Auf jeden Fall ist die Gleichung deterministisch, d.h. die bestimmt die Zukunft eindeutig. Wieso aber meint die ganze Welt, im Bereich der Quanten wäre alles vom Zufall bestimmt? Weil ein gewissen Max Born das "psi" so deutete: Es ist eine Wahrscheinlichkeitswelle, und ihr Quadrat ergibt die Wahrscheinlichkeit eines Vorgangs. Born und Co. (Bohr, Heisenberg, etc.) brachten noch weitere Seltsamkeiten in die neue Theorie der wirklich kleinen Dinge. Heisenberg erfand seine Unsicherheit (siehe den ersten Teil dieser Trilogie), und Bohr meinte, dass ein Zustand so lange unbestimmt bleibt, bis das System beobachtet oder gemessen wird. Womit wir allmählich zu Schrödingers unglücklicher Katze kommen.
Nach dem Willen der Mathematiker wird die Welt des wirklich Kleinen beschrieben durch einen Vektor in einem abstrakten Raum ("Hilbertraum"), der alle möglichen Zustände des Systems enthält. Jeder dieser Zustände hat eine bestimmte Wahrscheinlichkeit. Durch eine Messung oder Beobachtung - so die Deutung der "orthodoxen" Quantenphysik (Born, Bohr, Heisenberg) - wird aus diesen möglichen Zuständen ein einziger herausgeschält, er erhält die Wahrscheinlichkeit "1", alle anderen werden zu null. Dieser Vorgang heißt auch "Kollaps" (Zusammenbruch) der Wellenfunktion. Die Wellenfunktion ("psi") der Schrödingergleichung, ursprünglich ein Wellenpaket (eine Überlagerung vieler Wellen), wird durch die Beobachtung ganz plötzlich "gestaucht", bis nur noch eine einzige Welle - eine einzige Möglichkeit, also der wirkliche Zustand - übrig bleibt.

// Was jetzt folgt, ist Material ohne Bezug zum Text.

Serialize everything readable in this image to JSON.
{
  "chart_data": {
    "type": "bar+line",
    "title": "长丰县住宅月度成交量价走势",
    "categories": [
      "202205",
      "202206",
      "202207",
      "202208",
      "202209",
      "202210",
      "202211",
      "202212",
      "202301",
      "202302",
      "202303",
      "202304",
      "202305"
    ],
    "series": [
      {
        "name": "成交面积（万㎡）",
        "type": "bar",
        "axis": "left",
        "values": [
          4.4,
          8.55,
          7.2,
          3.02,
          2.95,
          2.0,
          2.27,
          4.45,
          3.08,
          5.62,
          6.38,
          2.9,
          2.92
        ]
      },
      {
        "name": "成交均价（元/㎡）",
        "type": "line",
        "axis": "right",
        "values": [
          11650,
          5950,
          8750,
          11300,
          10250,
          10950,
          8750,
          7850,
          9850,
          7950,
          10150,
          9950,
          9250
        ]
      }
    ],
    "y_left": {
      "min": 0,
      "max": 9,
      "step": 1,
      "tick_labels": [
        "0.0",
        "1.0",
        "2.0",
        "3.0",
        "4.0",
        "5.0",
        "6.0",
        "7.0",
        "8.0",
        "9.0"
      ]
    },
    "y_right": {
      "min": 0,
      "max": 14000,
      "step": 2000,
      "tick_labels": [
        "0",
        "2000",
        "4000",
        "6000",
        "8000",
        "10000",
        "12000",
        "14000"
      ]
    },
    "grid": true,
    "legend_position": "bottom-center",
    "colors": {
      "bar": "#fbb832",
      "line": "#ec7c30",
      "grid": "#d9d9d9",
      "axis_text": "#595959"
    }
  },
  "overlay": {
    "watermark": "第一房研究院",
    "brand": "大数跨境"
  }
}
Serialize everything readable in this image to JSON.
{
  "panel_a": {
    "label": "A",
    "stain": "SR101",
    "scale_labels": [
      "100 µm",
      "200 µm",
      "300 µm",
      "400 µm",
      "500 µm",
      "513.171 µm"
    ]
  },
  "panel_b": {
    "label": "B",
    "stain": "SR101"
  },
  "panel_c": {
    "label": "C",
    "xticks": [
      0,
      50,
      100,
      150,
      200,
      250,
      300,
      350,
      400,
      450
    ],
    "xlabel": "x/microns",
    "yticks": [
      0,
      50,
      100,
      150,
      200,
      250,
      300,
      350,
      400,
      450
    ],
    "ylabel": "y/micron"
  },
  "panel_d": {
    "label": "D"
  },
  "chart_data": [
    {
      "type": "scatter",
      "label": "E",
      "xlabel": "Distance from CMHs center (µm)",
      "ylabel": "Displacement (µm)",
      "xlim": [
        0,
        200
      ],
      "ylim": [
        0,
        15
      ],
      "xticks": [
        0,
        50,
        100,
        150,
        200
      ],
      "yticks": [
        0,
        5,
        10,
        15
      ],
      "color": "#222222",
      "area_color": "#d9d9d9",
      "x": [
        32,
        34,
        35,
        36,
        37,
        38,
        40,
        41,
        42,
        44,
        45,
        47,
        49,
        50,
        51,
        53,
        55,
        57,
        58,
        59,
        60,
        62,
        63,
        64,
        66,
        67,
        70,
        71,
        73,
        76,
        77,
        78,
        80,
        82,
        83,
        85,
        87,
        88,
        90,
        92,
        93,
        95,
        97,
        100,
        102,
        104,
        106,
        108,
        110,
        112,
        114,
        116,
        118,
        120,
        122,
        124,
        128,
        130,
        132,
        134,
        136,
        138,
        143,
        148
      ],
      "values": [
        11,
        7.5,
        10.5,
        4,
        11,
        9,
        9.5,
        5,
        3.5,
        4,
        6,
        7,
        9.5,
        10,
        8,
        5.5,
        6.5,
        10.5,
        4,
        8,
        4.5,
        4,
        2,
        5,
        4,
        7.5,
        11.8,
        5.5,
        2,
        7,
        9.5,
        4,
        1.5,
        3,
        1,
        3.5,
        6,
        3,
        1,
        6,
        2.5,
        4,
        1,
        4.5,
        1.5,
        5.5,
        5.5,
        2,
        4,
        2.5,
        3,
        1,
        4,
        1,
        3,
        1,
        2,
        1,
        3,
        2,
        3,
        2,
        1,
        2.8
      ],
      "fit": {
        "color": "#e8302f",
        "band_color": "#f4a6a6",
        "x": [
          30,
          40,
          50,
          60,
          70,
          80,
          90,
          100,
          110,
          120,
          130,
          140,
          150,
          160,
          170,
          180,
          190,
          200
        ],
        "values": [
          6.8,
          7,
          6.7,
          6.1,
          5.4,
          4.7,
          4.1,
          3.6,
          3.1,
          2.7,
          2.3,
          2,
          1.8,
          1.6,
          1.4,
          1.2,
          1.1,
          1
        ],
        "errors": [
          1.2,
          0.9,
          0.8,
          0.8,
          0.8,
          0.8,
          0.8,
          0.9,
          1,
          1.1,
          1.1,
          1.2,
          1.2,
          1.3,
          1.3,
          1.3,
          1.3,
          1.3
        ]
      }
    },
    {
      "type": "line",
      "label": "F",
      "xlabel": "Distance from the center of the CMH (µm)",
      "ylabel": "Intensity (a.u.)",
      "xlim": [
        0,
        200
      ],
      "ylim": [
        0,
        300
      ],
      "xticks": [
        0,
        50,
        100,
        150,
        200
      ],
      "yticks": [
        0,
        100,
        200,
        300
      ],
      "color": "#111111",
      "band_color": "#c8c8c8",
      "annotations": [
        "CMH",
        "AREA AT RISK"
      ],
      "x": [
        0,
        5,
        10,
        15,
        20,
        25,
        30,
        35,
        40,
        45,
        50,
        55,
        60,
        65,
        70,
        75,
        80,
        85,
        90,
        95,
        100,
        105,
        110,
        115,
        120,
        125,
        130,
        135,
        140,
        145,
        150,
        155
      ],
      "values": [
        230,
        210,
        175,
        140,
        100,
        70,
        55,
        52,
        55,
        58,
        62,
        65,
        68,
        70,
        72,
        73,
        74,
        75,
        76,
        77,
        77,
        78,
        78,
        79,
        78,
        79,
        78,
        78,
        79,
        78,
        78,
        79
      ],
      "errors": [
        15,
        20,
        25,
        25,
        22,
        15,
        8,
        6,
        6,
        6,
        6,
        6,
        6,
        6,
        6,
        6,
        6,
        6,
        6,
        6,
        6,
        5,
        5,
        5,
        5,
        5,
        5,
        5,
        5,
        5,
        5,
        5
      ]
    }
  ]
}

Jetzt kommt Schrödinger und steckt - seine Grausamkeit ist wenig verständlich - eine Katze in eine Schachtel mit einer Zyankali-Ampulle, nach Schrödinger in eine Höllenmaschine. Ein Hammer zerschlägt das Glas irgendwann, denn er wird von einem Atom aus einer radioaktiven Quelle betätigt. Nach der Kopenhagener Deutung ("Orthodoxe Quantenphysik") besteht die Katze aus der Überlagerung zweier Zustände: tot und lebendig zugleich. Diese Überlagerung wird erst durch eine Beobachtung aufgehoben (was in unserem Witz durch den Polizisten geschah), dann ist die Katze endgültig tot oder auch nicht. Wobei sich bei aller Absurdität der Situation auch noch die Frage erhebt: Was ist in diesem Fall eine "Beobachtung"? Direkt hineinschauen, nur ein Foto knipsen, beobachtet sich die Katze selbst oder sieht Gott alles?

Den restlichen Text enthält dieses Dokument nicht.